Depuis ma précédente note sur les conséquences d’un non français au referendum du 29 mai, le débat français sur le sujet s'empêtre dans une question éminemment ridicule : y-a-t-il un « plan B ». On entendait Jean-Luc Mélenchon chez Arlette Chabot dire que, bien évidemment, "Bruxelles a un plan B", tandis que je ne sais plus qui lui disait qu'il ne pouvait pas y avoir de plan B. Jacques Chirac a confirmé ceci aujourd'hui : "il n'y aura pas de renégociation", montrant ainsi combien il serait pris au dépourvu face à un non, et aussi combien il souhaite mettre une pression, sans doute inefficace, sur l'électeur.

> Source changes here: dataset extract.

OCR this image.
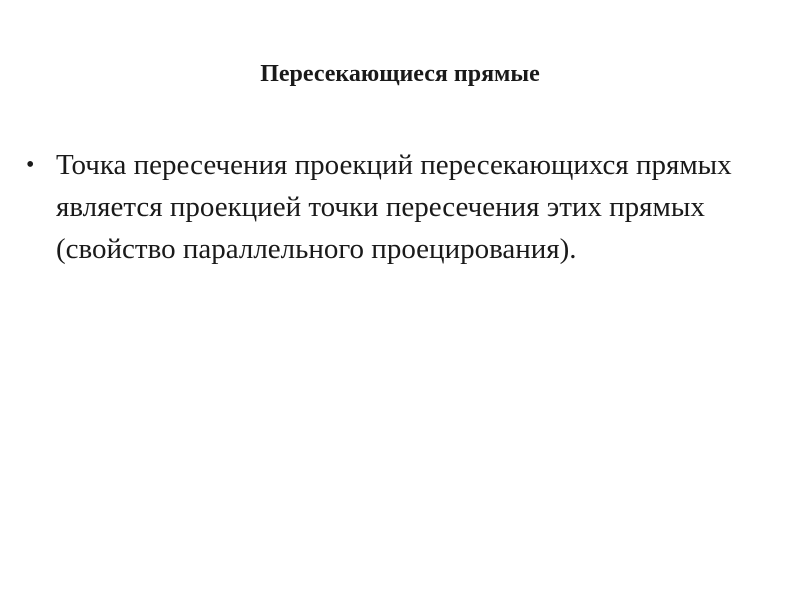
Пересекающиеся прямые
• Точка пересечения проекций пересекающихся прямых является проекцией точки пересечения этих прямых (свойство параллельного проецирования).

Les aller-retours de Jacques Delors sur le sujet sont tout autant maladroits, on sent que l'homme a du mal à faire passer un scepticisme relatif vite détourné par un camp ou l'autre. La question n'est pas de savoir si "Bruxelles (c'est qui Bruxelles ?) a un plan B", mais bien de savoir ce qui se passerait en cas de non. Et il n'y a évidemment pas un plan B, mais un faisceau d'hypothèses, et il me parait bien normal que chacun, commission, parlement, gouvernements, se prépare à cette éventualité, ce qui est évidemment le cas.

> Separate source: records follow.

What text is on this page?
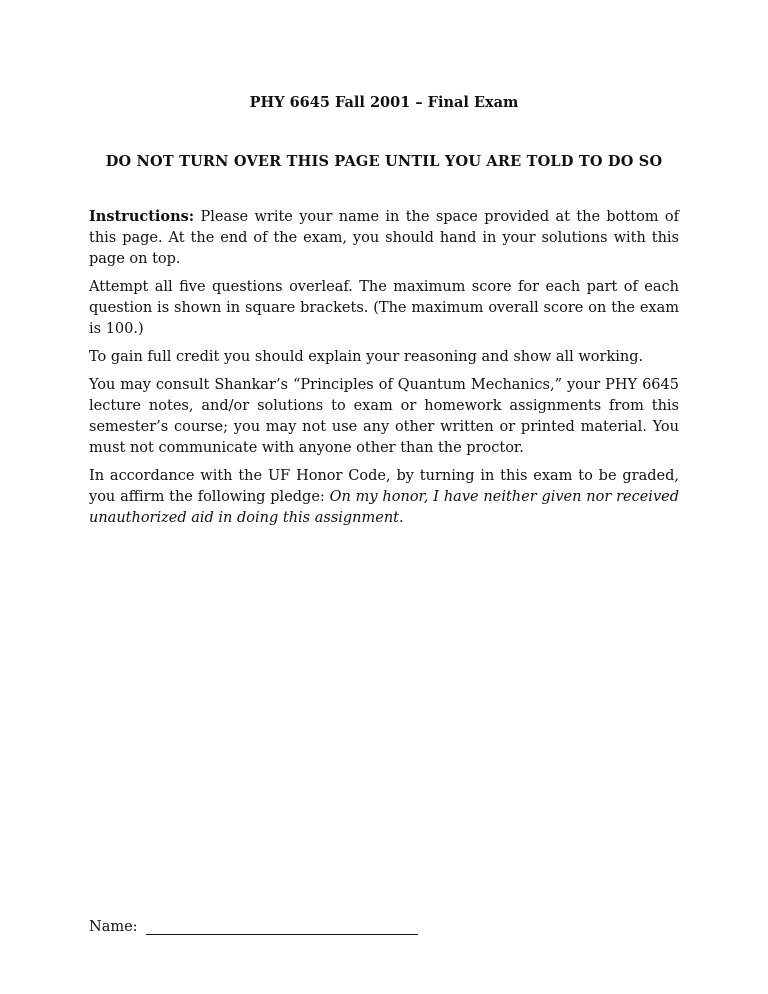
PHY 6645 Fall 2001 – Final Exam
DO NOT TURN OVER THIS PAGE UNTIL YOU ARE TOLD TO DO SO

Instructions: Please write your name in the space provided at the bottom of this page. At the end of the exam, you should hand in your solutions with this page on top.

Attempt all five questions overleaf. The maximum score for each part of each question is shown in square brackets. (The maximum overall score on the exam is 100.)

To gain full credit you should explain your reasoning and show all working.

You may consult Shankar’s “Principles of Quantum Mechanics,” your PHY 6645 lecture notes, and/or solutions to exam or homework assignments from this semester’s course; you may not use any other written or printed material. You must not communicate with anyone other than the proctor.

In accordance with the UF Honor Code, by turning in this exam to be graded, you affirm the following pledge: On my honor, I have neither given nor received unauthorized aid in doing this assignment.

Name:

Je reprends donc, nous en étions en novembre 2006 (je vous confirme que ma fille aura bien alors un an et demi), à la fin du processus de ratification des Etats européens.
D’ici là, évidemment, il se sera passé beaucoup de choses, mais on peut estimer, comme hypothèse de basse, qu’une majorité large d’Etats aura ratifié le traité. Au moins l’immense majorité de ceux qui le ratifient par voie parlementaire, et sans doute un paquet de ceux qui le font par voie referendaire, même si c’est là présager de la volonté des peuples et de la puissance de l’électrochoc français (le doute subsiste sur la position des Pays-Bas et du Danemark, notamment, ainsi que le pointe Libé, en faisant un gros titre de Une sans aucun fondement objectif, passons). Le Royaume-Uni devrait maintenir son referendum, d’après les récentes déclarations de Tony Blair, son issue reste incertaine, quoique s’orientant plutôt pour le non.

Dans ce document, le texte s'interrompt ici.